When the government shut down last year, it created a very challenging business climate for SENTEL as massive spending cuts were triggered amid heavy political infighting.

“We had three programs and about 10% of our staff that could not report to work, could not access systems that would allow them to perform their duties and responsibilities,” recalls Crapps. “Also, some opportunities that we were either pursuing or were tracking were canceled or delayed as a result of the budget constraints and sequestration.”

According to Crapps, the company lost between $500,000 and $1 million in revenues as a result of the government’s inability to pay for services being rendered.
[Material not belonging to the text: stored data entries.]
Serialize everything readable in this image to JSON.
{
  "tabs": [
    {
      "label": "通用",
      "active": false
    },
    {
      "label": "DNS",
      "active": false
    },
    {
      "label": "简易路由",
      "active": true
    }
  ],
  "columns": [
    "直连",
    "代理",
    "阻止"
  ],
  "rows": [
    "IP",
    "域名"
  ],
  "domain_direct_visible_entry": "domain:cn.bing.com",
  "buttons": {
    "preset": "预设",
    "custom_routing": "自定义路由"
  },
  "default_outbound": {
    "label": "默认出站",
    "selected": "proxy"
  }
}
“Where we would ordinarily bill for those folks, we were not able to bill the government back for the services that they would ordinarily be provided absent the work stoppage,” he says. The impact was lessened somewhat as some displaced employees were shifted to work on other ongoing projects or to help pursue new business. “We were very blessed and fortunate to have a diversified portfolio and have the financial means to ride the storm out.”

While the political climate continues to cloud the future, the SENTEL team has its collective eyes on growth. To compete in the government services space, scale is needed. That’s something the SENTEL team is looking to address.

“We are looking at acquisitions as part of our growth strategy and initiatives because we understand that in this very competitive landscape, we have to bulk up a little bit,” says Crapps. “We have to expand our service offerings and technology offerings in such ways that we can capitalize on expanding into adjacent markets.”